Shoeshine Boy (1959)


Chick Evens was walking home one evening, the fall of 1959, he was 12 ½ years old at the time, a strong looking lad, reddish hair, determined if anything to make a few bucks. His trade until he worked for the World Theater, at fourteen-years old was shoe shining, and he went to perhaps twenty-bars a night doing just that.
       This one evening he had made already made $4.35-cents; he charged .15 to .25 cents per shoeshine, depending on the bar, its clientele. He’d go into the establishment, and like a psychologist, make a list in his mind, on what approach to make, or better put, to at least figure out if he could outsell his opponents for there were other shoeshine boys on the beat, so he kept himself neatly dressed, smiled, and never argued about price, if he said 25-cents, and the man said, it was too much, he’d say: pay me what you think I’m worth. On another note, if he another shoeshine boy on the same Street he was working, he automatically charged .15 cents, and more often than not got .25-cents, the going rate.  Some kids even charged 35-cents.
        Not looking about and just counting and recounting his money, on Rice Street, St. Paul, Minnesota, across the street from White Castle Hamburgers, he smiled, he had made: $4.35, a decent sum for the three hours he put into the evening. Dust had crept in, as his bluish-green eyes looked at the coins once more, knowing he had to be home before 10:30, he heard a voice, lifted his head, it was a demand, 
       “Hay boy!” shouted a white lad of about sixteen, “hand it over the money…” stern was his unrelenting voice.
       Then he sized up the lad, he was a head taller than him. And there he stood with a hand full of change.          
       “I said boy, hand it over the money, or I’ll beat your head against the brick wall.”
       Chick Evens hesitated, almost in disbelief, baffled to say a word, then as he adjusted to the surroundings taking in a deep breath, as if he had but a second to deliberate and make up his mind to fight or hand it over, he couldn’t run, he was cornered, said “No-pp!” and the boy stepped two feet closer, grabbing his shoulders and pinning him against the brick wall; now things got a little gloomier. 
       “I said, boy…hand it over or…!” another voice came from behind this tall white robber, it was a heavy voice this time—a strident voice, it had kind of accent to it, and when Chick Evens looked around the thin kid’s lower part of his right shoulder, he saw even a taller person than the white lad, a big tall black man: it all became  a bit dubious (was he going to rob the tall white boy after he rob Evens, so Evens got thinking?) Inasmuch as that was one thought, it was not his only; but often times when such things happen like this, one swears—hours pass by, when in essence it is but a few seconds if not minutes, yes, the time for Chick Evens to give up the money was close at hand. But something magic, something peculiar happened.
       “Leave the boy alone…” said the rustic voice of the black man, perhaps a tinge over six foot tall, and in his thirties; —as the pandemonium thickened the ghostly scene of the evening—mentally for Evens—got eldritch-dark.    

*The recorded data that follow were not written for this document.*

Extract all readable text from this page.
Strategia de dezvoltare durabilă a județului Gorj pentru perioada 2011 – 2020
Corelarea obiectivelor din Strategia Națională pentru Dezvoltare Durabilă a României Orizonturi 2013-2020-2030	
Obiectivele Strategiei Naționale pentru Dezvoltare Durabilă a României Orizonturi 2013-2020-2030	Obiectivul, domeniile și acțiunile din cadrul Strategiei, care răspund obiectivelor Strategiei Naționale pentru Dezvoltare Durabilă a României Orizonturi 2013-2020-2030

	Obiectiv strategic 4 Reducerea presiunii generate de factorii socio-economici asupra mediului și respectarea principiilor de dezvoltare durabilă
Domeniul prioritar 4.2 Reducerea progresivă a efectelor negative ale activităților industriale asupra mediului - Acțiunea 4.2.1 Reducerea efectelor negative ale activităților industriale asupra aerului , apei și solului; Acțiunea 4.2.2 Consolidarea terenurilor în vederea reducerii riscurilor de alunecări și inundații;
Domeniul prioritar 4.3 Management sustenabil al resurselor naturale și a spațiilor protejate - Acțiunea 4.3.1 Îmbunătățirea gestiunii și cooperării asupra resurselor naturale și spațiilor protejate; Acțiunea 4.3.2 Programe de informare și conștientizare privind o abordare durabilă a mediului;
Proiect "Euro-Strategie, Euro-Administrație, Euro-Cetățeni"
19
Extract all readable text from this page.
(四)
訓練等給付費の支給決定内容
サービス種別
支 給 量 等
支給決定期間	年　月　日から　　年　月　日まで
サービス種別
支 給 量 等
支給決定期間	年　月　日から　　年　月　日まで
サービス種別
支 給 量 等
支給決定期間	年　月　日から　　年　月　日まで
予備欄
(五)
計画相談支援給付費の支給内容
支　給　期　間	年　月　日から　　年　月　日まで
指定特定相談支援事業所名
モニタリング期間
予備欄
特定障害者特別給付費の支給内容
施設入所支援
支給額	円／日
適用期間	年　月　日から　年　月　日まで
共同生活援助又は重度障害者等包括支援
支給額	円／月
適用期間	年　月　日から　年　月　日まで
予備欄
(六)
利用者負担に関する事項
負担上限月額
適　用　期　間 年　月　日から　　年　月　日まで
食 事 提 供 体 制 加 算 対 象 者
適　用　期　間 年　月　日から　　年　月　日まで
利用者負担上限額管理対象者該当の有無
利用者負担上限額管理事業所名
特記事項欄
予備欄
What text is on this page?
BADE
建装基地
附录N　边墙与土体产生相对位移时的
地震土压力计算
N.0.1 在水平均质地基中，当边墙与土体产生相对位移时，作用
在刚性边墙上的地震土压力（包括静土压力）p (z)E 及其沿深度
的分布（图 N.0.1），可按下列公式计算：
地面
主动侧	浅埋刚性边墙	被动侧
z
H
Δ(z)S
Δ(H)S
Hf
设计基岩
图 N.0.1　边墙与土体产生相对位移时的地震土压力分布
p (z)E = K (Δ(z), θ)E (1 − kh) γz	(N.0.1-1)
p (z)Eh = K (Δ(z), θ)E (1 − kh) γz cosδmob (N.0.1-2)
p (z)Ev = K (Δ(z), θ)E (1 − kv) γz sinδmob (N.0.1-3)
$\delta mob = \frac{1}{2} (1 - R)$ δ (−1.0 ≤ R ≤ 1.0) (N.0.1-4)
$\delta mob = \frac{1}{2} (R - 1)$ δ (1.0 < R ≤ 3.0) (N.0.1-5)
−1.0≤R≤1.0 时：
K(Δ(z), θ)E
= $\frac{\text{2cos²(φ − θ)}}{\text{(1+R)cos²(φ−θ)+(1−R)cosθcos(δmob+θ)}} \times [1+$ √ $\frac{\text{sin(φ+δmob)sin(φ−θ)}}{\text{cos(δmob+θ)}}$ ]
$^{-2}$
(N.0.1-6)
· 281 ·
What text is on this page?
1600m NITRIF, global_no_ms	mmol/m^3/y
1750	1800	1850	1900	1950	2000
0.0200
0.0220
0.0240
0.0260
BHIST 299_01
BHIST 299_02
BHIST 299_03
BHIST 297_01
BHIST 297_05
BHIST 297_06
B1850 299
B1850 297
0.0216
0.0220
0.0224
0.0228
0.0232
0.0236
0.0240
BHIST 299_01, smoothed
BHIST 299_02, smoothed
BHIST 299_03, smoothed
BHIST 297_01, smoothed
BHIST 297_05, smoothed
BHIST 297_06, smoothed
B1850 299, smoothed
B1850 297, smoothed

       “You just can’t hear, can you, I said let go of the boy NOW!” and as the huge black man was about to grab the white lad, the white chap turned about, his eyes opened up as wide as White Castle Hamburgers.

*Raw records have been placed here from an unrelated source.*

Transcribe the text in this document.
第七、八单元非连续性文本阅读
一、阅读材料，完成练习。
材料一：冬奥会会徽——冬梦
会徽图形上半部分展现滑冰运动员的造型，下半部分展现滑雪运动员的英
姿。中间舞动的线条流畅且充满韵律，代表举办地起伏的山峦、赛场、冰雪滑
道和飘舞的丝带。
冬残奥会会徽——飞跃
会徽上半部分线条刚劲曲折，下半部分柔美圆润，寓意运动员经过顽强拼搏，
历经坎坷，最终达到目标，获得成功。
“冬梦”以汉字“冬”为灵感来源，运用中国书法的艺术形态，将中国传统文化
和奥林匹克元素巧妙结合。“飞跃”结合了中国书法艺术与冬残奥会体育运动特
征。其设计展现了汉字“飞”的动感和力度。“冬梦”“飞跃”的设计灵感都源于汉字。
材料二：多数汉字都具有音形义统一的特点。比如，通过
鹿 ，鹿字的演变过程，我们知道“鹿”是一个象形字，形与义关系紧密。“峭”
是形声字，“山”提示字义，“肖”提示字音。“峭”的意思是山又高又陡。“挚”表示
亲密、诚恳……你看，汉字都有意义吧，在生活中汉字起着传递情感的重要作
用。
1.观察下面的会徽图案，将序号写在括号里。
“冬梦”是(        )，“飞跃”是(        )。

       With one hand the black man pushed the tall white lad away from Evens, like a twig: making everything a tinge more dramatic. 

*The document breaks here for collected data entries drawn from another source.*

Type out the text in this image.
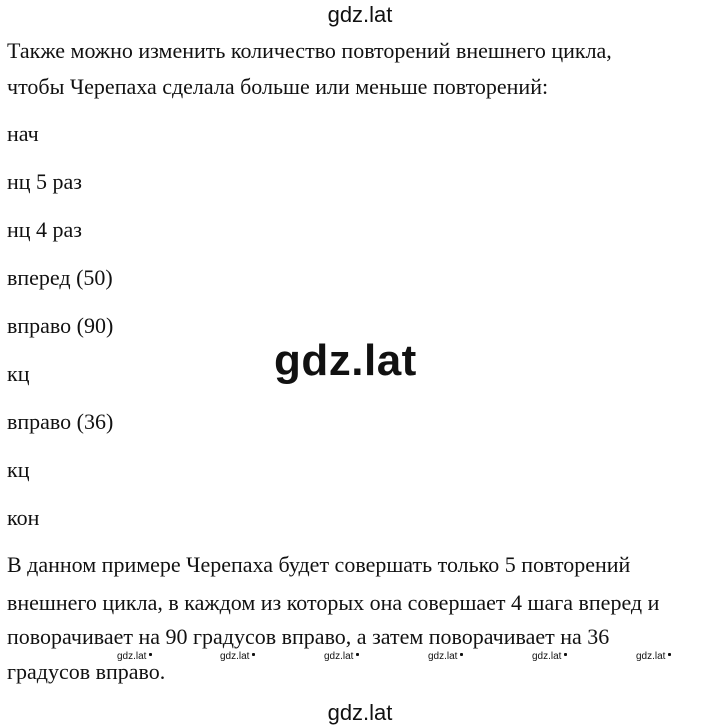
gdz.lat
Также можно изменить количество повторений внешнего цикла,
чтобы Черепаха сделала больше или меньше повторений:
нач
нц 5 раз
нц 4 раз
вперед (50)
вправо (90)
кц
вправо (36)
кц
кон
gdz.lat
В данном примере Черепаха будет совершать только 5 повторений
внешнего цикла, в каждом из которых она совершает 4 шага вперед и
поворачивает на 90 градусов вправо, а затем поворачивает на 36
градусов вправо.
gdz.lat	gdz.lat	gdz.lat	gdz.lat	gdz.lat	gdz.lat
gdz.lat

       “You want to make something of this,” he asked the white robber, adding, “If so, let’s get to it… if not then get going before I flatten you on the sidewalk.” 
      The white lad was gone, faster than a jackrabbit being chased by a wolfhound. The black man then turned to Evens
(whom was more concerned about getting home than being robbed, or punched in the face)  
       “You best be getting on home, you’re lucky tonight.”
       Evens thanked the man wholesomely, yet in disbelief a Blackman had come to his rescue.  It was the first Blackman he had encountered, and it left a good impression, that has lasted fifty-six years.